This Week in Ridiculous Regulations
In a pre-recess Parthian shot, the Senate passed a massive new spending bill that would increase federal spending by $320 billion over two years and delay the next debt ceiling vote until after the next election. Within hours of the Senate’s adjournment, President Trump also announced a new round of tariffs on $300 billion of Chinese goods. Rulemaking agencies published new regulations ranging from refrigerator safety to uncertified leghemoglobin.
On to the data:
- Last week, 61 new final regulations were published in the Federal Register, after 66 the previous week.
- That’s the equivalent of a new regulation every 2 hours and 45 minutes.
- Federal agencies have issued 1,662 final regulations in 2019. At that pace, there will be 2,789 new final regulations. Last year’s total was 3,367 regulations.
- Last week, agencies published 488 notices, for a total of 12,855 in 2019. At that pace, there will be 21,569 new notices this year. Last year’s total was 21,656.
- Last week, 1,484 new pages were added to the Federal Register, after 1,450 pages the previous week.
- The 2019 Federal Register totals 37,954 pages. It is on pace for 63,682 pages. The 2018 total was 68,082 pages. The all-time record adjusted page count (which subtracts skips, jumps, and blank pages) is 96,994, set in 2016.
- Rules are called “economically significant” if they have costs of $100 million or more in a given year. Two such rules have been published this year. Six such rules were published in 2018.

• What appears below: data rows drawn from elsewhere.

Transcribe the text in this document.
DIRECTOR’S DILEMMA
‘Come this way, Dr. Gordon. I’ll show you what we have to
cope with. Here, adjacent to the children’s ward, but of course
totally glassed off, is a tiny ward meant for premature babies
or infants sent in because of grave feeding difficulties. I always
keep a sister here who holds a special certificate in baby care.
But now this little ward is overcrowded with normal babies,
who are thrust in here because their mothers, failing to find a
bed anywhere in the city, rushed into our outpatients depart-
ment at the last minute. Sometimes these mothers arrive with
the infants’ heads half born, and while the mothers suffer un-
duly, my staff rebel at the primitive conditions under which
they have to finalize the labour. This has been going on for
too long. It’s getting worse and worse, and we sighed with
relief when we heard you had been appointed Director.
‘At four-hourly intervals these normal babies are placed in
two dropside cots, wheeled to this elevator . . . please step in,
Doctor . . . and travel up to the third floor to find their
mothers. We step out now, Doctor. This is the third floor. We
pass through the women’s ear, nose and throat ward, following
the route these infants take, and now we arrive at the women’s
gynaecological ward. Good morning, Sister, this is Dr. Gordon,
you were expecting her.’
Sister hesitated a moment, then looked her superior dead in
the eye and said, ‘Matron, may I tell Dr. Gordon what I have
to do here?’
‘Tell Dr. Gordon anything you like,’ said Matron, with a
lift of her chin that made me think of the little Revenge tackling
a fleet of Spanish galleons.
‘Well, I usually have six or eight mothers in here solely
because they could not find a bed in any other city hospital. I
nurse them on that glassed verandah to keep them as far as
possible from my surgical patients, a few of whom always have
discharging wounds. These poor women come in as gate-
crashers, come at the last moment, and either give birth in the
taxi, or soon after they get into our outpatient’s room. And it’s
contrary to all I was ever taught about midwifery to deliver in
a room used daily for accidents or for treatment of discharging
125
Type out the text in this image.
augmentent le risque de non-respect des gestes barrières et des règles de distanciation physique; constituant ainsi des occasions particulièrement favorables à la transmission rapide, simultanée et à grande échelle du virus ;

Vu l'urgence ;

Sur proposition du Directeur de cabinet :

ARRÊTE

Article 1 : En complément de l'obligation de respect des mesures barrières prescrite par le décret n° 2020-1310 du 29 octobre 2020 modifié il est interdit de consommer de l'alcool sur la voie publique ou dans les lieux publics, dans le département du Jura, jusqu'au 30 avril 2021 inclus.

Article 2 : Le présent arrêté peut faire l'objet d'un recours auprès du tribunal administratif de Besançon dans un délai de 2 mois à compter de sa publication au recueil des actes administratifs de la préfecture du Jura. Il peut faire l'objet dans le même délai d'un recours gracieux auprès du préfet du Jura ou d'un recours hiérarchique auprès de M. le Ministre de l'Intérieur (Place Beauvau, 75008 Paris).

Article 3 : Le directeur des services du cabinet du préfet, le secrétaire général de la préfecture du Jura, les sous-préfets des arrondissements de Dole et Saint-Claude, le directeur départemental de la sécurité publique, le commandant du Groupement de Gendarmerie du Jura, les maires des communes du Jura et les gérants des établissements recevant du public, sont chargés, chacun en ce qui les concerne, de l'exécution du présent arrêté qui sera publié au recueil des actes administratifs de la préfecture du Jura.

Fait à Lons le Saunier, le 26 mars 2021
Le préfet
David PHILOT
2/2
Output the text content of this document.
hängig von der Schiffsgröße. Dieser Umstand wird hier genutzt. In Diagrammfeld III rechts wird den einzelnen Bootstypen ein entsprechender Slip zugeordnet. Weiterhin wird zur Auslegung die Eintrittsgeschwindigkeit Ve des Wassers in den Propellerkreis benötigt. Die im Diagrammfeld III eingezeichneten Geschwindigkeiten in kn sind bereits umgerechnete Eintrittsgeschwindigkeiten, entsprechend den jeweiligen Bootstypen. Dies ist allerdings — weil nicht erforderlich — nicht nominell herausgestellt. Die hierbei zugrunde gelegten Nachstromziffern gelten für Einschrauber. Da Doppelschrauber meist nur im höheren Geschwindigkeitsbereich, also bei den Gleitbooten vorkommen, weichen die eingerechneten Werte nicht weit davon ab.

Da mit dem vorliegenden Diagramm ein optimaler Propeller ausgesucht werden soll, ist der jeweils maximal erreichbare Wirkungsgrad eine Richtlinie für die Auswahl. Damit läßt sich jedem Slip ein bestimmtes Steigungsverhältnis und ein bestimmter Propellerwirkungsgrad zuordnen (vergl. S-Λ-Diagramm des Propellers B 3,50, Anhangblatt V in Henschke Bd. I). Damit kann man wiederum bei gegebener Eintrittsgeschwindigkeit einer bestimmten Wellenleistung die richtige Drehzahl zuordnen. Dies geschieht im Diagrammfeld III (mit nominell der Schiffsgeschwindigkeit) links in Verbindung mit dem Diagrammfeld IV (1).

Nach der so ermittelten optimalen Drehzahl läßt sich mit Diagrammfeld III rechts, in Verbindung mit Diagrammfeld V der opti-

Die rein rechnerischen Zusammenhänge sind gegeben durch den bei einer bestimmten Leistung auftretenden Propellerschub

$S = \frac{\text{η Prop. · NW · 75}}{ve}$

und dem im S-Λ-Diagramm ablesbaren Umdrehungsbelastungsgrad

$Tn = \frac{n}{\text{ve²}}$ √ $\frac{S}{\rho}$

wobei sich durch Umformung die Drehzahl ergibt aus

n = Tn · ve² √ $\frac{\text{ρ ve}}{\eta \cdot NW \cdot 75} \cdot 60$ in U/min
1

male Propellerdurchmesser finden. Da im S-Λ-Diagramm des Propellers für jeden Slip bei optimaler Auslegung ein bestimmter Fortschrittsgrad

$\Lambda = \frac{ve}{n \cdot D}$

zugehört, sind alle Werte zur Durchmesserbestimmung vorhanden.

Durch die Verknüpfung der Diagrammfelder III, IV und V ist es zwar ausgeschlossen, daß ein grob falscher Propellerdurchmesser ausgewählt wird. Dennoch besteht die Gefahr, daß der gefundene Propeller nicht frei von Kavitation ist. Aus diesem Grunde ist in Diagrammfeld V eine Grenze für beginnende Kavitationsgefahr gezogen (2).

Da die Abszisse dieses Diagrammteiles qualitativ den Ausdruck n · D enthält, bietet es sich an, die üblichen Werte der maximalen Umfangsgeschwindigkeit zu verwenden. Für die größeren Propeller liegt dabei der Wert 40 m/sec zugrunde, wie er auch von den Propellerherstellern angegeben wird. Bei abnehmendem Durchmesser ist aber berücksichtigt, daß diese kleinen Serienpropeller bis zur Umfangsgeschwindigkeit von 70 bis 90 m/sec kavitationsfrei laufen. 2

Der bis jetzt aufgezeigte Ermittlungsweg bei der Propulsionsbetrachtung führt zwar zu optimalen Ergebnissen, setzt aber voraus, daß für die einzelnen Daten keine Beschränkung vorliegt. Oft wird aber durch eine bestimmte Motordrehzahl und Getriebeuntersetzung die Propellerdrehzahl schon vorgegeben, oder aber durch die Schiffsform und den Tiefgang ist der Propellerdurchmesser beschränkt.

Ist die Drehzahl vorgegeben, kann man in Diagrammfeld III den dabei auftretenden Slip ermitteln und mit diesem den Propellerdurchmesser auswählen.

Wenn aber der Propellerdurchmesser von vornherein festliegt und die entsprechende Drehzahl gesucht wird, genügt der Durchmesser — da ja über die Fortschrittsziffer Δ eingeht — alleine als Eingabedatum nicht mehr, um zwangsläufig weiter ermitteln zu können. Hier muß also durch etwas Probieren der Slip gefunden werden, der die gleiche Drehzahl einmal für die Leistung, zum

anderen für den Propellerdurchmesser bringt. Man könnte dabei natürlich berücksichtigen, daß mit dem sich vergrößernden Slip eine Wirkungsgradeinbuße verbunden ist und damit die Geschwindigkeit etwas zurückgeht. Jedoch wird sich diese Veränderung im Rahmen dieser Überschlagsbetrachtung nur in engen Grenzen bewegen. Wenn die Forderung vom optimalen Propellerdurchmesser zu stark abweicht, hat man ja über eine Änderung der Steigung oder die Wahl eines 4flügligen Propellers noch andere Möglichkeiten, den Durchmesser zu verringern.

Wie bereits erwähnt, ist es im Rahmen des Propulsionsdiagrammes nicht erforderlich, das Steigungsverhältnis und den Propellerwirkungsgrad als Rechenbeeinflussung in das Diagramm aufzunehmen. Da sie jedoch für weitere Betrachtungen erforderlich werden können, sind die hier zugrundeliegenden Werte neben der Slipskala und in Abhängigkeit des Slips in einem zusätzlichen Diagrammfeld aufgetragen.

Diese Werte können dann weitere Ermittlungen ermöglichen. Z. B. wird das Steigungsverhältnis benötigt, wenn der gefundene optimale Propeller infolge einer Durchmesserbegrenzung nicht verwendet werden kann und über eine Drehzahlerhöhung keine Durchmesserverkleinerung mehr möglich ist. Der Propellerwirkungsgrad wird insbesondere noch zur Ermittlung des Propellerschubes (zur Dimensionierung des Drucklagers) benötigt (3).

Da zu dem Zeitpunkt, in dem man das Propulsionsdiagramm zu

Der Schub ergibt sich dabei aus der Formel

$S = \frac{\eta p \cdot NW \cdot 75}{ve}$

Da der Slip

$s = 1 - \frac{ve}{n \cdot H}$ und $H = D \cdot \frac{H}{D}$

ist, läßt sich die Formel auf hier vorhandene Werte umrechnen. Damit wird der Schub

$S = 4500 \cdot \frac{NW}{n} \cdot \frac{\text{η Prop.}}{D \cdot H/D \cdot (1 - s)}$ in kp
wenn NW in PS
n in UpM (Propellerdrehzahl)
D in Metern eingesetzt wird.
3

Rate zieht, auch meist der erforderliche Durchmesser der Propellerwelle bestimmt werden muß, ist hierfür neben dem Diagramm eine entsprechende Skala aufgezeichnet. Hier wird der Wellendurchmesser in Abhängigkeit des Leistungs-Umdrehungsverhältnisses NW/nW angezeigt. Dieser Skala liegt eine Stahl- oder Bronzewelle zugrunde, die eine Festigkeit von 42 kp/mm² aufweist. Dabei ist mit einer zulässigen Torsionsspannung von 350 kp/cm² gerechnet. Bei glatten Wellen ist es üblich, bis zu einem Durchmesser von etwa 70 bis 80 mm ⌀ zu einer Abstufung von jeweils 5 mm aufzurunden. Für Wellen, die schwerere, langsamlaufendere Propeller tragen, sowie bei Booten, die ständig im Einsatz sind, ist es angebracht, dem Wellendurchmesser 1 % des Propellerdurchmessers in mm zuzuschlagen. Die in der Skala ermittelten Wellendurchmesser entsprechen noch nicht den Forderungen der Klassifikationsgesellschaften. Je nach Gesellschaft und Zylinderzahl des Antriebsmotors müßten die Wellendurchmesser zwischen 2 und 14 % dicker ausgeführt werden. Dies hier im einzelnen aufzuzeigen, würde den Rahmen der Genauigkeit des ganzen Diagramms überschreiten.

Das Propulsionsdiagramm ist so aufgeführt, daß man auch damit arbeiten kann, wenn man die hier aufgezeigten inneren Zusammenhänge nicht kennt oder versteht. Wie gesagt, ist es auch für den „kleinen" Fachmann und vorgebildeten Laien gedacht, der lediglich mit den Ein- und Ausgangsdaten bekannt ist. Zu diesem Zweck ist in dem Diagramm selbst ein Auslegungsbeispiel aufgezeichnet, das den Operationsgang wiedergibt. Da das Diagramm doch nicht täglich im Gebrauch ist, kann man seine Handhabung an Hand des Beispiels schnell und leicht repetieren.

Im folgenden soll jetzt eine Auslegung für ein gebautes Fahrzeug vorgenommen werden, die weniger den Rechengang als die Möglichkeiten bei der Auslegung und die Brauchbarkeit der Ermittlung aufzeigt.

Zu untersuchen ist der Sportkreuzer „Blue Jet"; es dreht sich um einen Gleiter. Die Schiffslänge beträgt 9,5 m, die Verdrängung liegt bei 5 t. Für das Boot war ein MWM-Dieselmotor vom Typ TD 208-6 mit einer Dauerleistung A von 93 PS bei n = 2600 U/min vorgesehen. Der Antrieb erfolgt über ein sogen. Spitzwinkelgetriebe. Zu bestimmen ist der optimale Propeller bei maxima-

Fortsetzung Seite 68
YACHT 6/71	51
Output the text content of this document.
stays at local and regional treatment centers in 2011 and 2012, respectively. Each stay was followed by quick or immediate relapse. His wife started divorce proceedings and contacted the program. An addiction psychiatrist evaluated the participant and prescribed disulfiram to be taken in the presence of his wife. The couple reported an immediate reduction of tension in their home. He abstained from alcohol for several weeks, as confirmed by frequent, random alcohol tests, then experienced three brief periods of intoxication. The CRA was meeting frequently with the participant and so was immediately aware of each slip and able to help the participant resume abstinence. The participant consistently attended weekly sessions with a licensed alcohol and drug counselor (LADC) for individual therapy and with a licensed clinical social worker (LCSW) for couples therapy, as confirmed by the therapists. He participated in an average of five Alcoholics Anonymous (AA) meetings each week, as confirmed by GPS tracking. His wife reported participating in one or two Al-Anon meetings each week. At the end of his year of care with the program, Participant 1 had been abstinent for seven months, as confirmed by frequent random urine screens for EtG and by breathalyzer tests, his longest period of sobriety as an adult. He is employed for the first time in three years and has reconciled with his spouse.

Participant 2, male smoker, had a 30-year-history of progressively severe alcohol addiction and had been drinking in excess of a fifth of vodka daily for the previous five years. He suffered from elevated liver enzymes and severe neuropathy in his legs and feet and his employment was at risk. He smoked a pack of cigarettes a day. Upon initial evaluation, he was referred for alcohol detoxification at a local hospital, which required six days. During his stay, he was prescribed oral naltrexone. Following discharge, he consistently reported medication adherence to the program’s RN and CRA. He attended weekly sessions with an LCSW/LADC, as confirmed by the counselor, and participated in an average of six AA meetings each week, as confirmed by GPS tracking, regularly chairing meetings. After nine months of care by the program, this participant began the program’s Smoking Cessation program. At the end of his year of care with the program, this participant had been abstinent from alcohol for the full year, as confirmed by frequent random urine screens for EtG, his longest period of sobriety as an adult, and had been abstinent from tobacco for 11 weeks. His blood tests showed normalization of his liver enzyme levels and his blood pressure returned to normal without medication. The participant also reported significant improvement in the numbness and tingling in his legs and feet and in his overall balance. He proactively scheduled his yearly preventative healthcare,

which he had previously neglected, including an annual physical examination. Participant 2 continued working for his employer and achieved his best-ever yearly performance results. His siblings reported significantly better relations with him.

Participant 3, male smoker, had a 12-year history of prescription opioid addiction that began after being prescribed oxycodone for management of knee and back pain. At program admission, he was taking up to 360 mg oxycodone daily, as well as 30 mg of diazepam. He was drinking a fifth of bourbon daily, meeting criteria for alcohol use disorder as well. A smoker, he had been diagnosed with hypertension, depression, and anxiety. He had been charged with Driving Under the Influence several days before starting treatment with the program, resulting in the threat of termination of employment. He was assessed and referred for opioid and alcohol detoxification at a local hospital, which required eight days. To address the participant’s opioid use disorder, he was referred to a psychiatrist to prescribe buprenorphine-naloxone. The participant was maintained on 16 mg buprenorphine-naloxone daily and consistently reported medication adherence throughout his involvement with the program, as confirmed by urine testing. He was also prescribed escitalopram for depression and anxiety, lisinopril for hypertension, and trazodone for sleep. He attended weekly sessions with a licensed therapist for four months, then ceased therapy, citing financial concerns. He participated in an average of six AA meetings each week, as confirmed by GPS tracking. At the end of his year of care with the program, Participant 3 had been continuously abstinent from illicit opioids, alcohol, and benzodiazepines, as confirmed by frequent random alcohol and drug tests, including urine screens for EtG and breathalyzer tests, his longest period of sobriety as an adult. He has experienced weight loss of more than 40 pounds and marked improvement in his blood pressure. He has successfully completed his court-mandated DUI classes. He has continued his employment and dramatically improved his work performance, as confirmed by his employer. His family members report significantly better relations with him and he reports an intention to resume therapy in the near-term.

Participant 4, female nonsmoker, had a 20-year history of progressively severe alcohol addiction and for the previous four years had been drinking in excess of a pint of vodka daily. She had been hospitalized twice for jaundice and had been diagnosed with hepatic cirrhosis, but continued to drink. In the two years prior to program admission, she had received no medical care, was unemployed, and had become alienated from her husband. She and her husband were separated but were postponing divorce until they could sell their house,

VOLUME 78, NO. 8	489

- The running compliance cost tally for 2019’s economically significant regulations currently ranges from $205.1 million to $294.8 million. The 2018 total ranges from $220.1 million to $2.54 billion, depending on discount rates and other assumptions.
- Agencies have published 39 final rules meeting the broader definition of “significant” so far this year. 2018’s total was 108 significant final rules.
- So far in 2019, 283 new rules affect small businesses; 14 of them are classified as significant. 2018’s totals were 660 rules affecting small businesses, with 29 of them significant.
Highlights from last week’s new final regulations:
- The State Department is looking at ways to make its IT infrastructure more accessible.
- Reporting requirements for hearing aid-compatible handsets.
- Uncertified leghemoglobin.
- Several transportation-related agencies are revising their penalty fines.
- The Patent and Trademark Office is continuing its shift to electronic filing.
- Taking of Marine Mammals Incidental to Oil and Gas Activities in Cook Inlet, Alaska.
- Due to a court order, the grizzly bear is being re-added to the endangered species list.
- A correction to the previous week’s rule concerning human traffickers and commercial driver’s licenses.
- The Homewood Wedding Fireworks Display in Lake Tahoe.
- The Commodity Credit Corporation has a Trade Mitigation Program. It is part of the Trump administration’s much larger program for the same.
- Enforcement Discretion Regarding General Conformity Certificates for the Requirements of the Refrigerator Safety Act.
- Revised safety standards for carriages and strollers.